The historic environment of our area is internationally, nationally, regionally and locally significant - our heritage topic paper is a document which provides a background to how York's special character has evolved, as part of the 'evidence base' for our Local Plan.
The heritage topic paper uses evidence and understanding to explain the six principle characteristics of the historic environment that help define the special qualities of York and its complex 2,000 year history:
- strong urban form: townscape, layout of streets and squares, building plots, alleyways, arterial routes, and parks and gardens
- the city’s compactness
- landmark monuments: in particular the City Walls and Bars, the Minster, churches, Guildhalls, Clifford’s Tower, the main railway station and other structures associated, with the city’s railway, chocolate manufacturing heritage
- architectural character: this rich diversity of age and construction displays variety and order and is accompanied by a wealth of detail in window and door openings; bay rhythms; chimneys and roofscape; brick; stone; timber; ranges; gables; ironwork; passageways; and rear yards and gardens
- archaeological complexity: the extensive and internationally important archaeological deposits beneath the city.
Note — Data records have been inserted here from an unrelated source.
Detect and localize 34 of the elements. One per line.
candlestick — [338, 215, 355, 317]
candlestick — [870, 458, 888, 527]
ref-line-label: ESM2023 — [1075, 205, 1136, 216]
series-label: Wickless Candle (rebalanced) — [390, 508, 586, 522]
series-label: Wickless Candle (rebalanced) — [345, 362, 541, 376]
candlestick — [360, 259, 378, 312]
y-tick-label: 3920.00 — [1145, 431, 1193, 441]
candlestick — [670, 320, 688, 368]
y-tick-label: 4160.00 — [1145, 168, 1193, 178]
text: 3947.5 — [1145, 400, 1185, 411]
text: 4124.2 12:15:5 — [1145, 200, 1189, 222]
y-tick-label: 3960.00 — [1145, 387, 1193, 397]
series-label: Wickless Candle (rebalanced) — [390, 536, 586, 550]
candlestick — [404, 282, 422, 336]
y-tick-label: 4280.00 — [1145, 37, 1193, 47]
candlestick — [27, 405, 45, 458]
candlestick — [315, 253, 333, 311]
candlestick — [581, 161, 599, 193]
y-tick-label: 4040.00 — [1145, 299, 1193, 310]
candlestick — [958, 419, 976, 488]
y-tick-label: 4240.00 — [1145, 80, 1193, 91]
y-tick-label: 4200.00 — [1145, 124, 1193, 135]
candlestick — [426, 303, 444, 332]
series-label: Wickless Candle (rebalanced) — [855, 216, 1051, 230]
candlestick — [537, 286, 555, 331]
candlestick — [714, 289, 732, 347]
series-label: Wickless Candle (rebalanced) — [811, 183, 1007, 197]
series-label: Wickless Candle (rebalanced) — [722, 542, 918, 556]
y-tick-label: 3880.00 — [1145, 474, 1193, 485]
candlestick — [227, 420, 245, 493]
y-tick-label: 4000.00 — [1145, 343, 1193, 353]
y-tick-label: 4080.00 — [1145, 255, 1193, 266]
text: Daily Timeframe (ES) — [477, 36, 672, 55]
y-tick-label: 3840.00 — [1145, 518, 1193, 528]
Where development is permitted, the potential to utilise this resource for socio-economic and educational purposes for the benefit of both York’s communities and those of the wider archaeological sector will be explored
- the city’s landscape and setting within its rural hinterland and open green strays and river corridors, penetrate into the heart of the urban area and break up the city’s built form.
These characteristics define the city and set it apart from other similar cities in England and should be key considerations for enhancement and growth. It is important for development proposals to respond to York’s special qualities, character and significance whether in the historic core, urban fringe or rural village communities.